Pandemia, guerra ed ecodisastri. È ora: aiutiamoci, che Dio ci aiuta
sabato 9 luglio 2022

Gentile direttore
gli accadimenti che da qualche tempo a questa parte interessano il nostro pianeta inducono, a mio modesto avviso, a qualche riflessione circa le cause recondite a cui si possono attribuire. Fermi restando motivi di casualità naturale, mi ritrovo a pensare che ci sia in tali accadimenti una sorta di punizione inflitta all’umanità dall’alto. Ci colgo il distacco sempre più evidente degli uomini, specie di quelli che hanno il potere politico ed economico, dalle più semplici regole che sono state indicate tanto tempo fa riguardo all’amore verso il prossimo, la solidarietà e la condivisione dei beni che ci sono stati elargiti per una convivenza nella quale nessuno faccia prevalere i propri interessi a danno degli altri fratelli.

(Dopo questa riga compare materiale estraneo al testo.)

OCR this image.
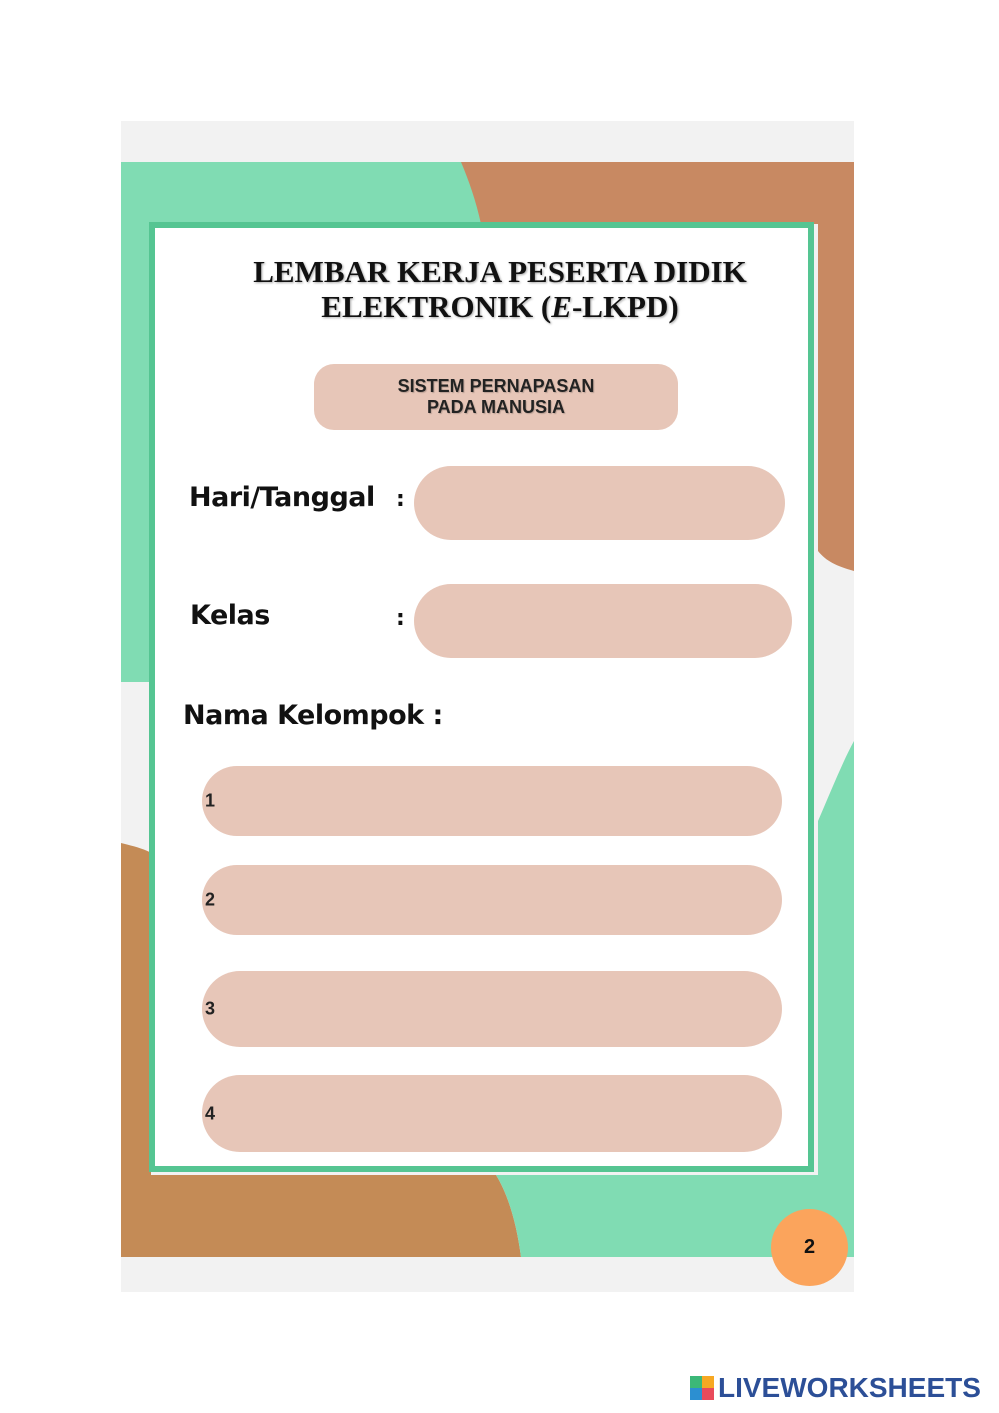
LEMBAR KERJA PESERTA DIDIK
ELEKTRONIK (E-LKPD)
SISTEM PERNAPASAN
PADA MANUSIA
Hari/Tanggal :
Kelas	:
Nama Kelompok :
1
2
3
4
2
LIVEWORKSHEETS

Questo distacco è la negazione dell’insegnamento cristiano. E tale modo di operare trova una punizione che mi sembra meritoria, atteso che non si scorge alcun segno di ripensamento da parte di chi ha il potere di mutare lo stato delle cose. Si muore per il Covid, per le guerre che insanguinano tantissime parti del mondo, per il pericolo di carestie perché non c’è accordo nell’inviare il grano a chi soffre la fame ecc. ecc. Mi scusi questa mia riflessione... vorrei solo che le menti degli uomini si illuminassero del messaggio d’amore di Cristo e operassero di conseguenza.

Giuseppe Frigione​
Roma

Caro direttore,


sull’Egitto arrivarono le bibliche piaghe, ma questi due ultimi anni altro che piaghe d’Egitto! E la domanda sul perché è quanto mai incombente. Difficile dare una risposta. Le piaghe d’Egitto hanno una ragione, il Faraone che non lascia tornare gli ebrei nella loro terra, ma oggi perché la pandemia, perché la guerra, perché la siccità, perché la tragedia sulla Marmolada? Chi non lascia andare chi? Difficile se non impossibile la risposta, una cosa è certa: la nostra fragilità è quanto mai evidente, e la fragilità grida a Dio, l’unico che non cede in un mondo che si frantuma. Questo urge oggi, affidarsi a Dio che solo può sostenerci mentre tutto vacilla e crolla.



Gianni Mereghetti
Abbiategrasso (Mi)



Le due lettere con cui ho scelto oggi di dialogare brevemente si rincorrono nelle loro argomentazioni. Egualmente appassionate e tese ad affrontare un nodo che si stringe con ciclica forza quando nella vita delle persone e delle comunità più “piaghe” si aprono contemporaneamente o, comunque, in impressionante e drammatica sequenza. È quanto sperimentiamo in questo nostro tempo complicato, tra pandemia, guerra, siccità-carestia e altri disastri ambientali. Condivido l’ansia di giustizia e di solidarietà del signor Frigione, e come ogni credente mi interrogo sull’idea di una punizione divina per l’individualismo egoista e bellicista che segna in tanti modi le nostre società. Ma come il lettore Mereghetti leggo questi eventi soprattutto come un invito all’affidamento a Dio e, aggiungo, come una chiamata alla nostra responsabilità che è sempre personale e condivisa. Non c’è io senza tu e senza noi, e viceversa. Affidamento e (cor)responsabilità vanno sempre insieme, anche nella mia esperienza. E consentono di fronteggiare con tenacia, pazienza e unità fraterna le prove, senza lasciarsi abbattere da esse oppure trascinare nel gorgo della violenza, anche se tutto – secondo la logica del mondo – sembra parlarci di disperanza e di sconfitta. Una saggezza antica si è condensata nel detto “Aiutati, che Dio ti aiuta”. Oggi mi piace scriverlo così: “Aiutiamoci, che Dio ci aiuta”.